Written and directed by Abel Gance (5 hours, 32 minutes)
Abel Gance’s Napoléon is arguably the greatest silent film ever made and certainly the greatest long silent film ever made. Of course, Napoléon was literally the high point of silent film, because, in the same year that it was released in France, The Jazz Singer was released on the other side of the Atlantic, finally making sound cinema possible. According to Norma Desmond (herself a silent movie star, albeit a fictional one) in Sunset Boulevard, it condemned all future cinemagoers to “Talk, talk, talk!”
Written and directed by Ingmar Bergman (5 hours, 14 minutes)
The last masterpiece of Ingmar Bergman, one of the very greatest film directors ever, was Fanny and Alexander, an epic drama about a Swedish family and in particular the titular siblings at the start of the 20th century. Originally made as a television miniseries (Bergman worked in film, television and theater throughout his career), it was eventually released cinematically and duly became one of the most celebrated winners of the Best Foreign Language Film Oscar.

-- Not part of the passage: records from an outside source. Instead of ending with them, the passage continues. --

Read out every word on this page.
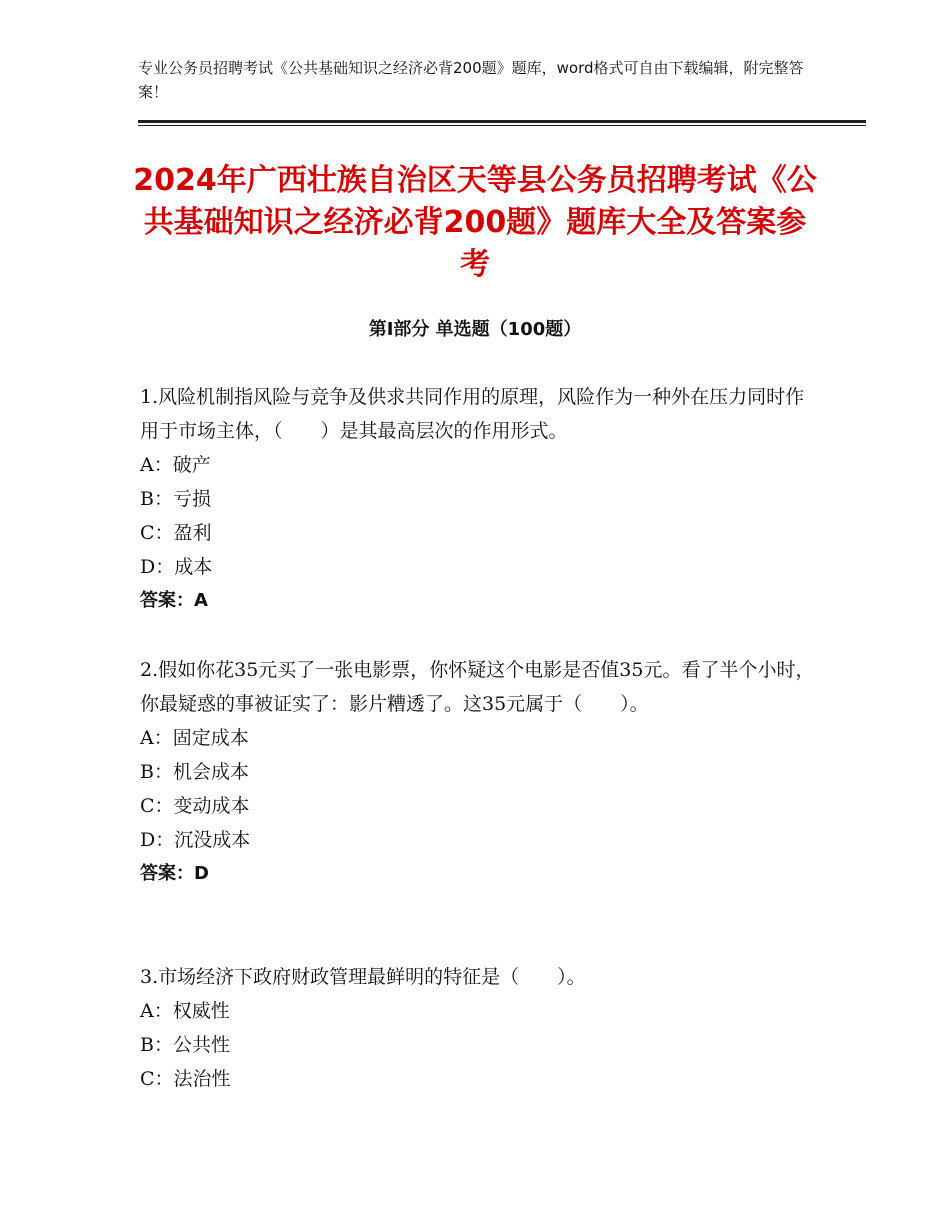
专业公务员招聘考试《公共基础知识之经济必背200题》题库，word格式可自由下载编辑，附完整答案！
2024年广西壮族自治区天等县公务员招聘考试《公共基础知识之经济必背200题》题库大全及答案参考
第Ⅰ部分 单选题（100题）

1.风险机制指风险与竞争及供求共同作用的原理，风险作为一种外在压力同时作用于市场主体，（　　）是其最高层次的作用形式。

A：破产

B：亏损

C：盈利

D：成本

答案：A

2.假如你花35元买了一张电影票，你怀疑这个电影是否值35元。看了半个小时，你最疑惑的事被证实了：影片糟透了。这35元属于（　　）。

A：固定成本

B：机会成本

C：变动成本

D：沉没成本

答案：D

3.市场经济下政府财政管理最鲜明的特征是（　　）。

A：权威性

B：公共性

C：法治性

Read More: 101 Epic Adventure Story Prompts
Because it was originally made for TV, Fanny and Alexander exemplifies how the supposed barriers between film and television have long since blurred or even disappeared. And in the time since its release, that process has only been accelerated by two major factors: first, the development of the internet, which has truly made all the world a screen; and, secondly, the Covid-19 pandemic, which has hastened the transition from films generally being shown in public on large screens to generally being shown in private on smaller screens. Consequently, in time there may be no formal division at all between film, television and the internet, as they are all just different forms of screen storytelling.

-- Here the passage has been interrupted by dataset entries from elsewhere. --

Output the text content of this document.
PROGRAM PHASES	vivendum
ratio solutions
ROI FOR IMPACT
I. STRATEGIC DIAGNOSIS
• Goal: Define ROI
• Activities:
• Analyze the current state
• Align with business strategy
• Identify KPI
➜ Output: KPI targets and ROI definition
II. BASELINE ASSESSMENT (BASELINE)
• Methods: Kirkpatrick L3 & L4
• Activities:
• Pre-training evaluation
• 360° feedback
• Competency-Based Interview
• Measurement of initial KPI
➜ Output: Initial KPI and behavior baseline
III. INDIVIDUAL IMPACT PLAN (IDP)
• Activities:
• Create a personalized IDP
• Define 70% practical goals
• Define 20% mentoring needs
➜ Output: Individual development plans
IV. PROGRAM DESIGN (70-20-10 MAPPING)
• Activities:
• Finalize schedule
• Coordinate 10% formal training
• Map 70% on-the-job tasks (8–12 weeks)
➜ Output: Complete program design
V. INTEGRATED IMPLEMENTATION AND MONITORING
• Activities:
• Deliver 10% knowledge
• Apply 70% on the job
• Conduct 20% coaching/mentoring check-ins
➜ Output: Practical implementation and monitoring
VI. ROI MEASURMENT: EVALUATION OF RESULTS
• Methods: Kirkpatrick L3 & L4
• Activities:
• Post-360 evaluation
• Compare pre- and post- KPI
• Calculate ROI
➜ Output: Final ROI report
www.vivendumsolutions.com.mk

As a result, it may eventually be recognized that the greatest screen stories ever told are not one of the aforementioned cinematic epics but epic cinematic television, like David Simon’s The Wire, one of the greatest television series ever made and arguably one of the greatest stories ever told on any screen.

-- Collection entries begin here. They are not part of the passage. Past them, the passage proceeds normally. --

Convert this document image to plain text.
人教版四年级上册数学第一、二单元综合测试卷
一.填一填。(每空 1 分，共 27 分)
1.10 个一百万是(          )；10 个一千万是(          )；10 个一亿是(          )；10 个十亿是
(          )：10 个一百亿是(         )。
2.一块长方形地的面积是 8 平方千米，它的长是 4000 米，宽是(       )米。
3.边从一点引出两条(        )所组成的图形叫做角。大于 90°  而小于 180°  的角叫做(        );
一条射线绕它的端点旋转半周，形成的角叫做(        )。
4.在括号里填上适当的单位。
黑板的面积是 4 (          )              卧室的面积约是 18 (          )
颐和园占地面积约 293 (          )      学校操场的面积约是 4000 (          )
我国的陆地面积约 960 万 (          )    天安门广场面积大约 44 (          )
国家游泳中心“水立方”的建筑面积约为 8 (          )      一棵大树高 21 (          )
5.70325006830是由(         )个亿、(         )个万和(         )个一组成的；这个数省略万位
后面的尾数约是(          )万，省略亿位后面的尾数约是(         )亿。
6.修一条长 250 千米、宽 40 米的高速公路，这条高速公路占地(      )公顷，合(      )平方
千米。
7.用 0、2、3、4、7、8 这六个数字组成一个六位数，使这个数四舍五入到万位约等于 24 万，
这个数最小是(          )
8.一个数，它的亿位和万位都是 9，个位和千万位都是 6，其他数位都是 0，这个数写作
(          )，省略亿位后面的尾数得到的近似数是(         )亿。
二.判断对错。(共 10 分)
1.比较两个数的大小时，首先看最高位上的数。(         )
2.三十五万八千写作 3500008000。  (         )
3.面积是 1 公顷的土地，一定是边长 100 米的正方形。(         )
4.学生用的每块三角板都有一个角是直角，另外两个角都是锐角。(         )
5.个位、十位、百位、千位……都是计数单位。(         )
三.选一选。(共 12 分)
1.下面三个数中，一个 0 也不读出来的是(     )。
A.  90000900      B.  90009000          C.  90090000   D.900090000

At approximately 60 hours in total (roughly one hour for each episode), it has set the gold standard for long screen stories in any medium. Eventually, perhaps, other writers will rise to the challenge that it has set, by attempting to write similarly epic screen stories that repay the viewer’s commitment with a tale whose extraordinary scope is such that it can only be told over an extremely long period of time.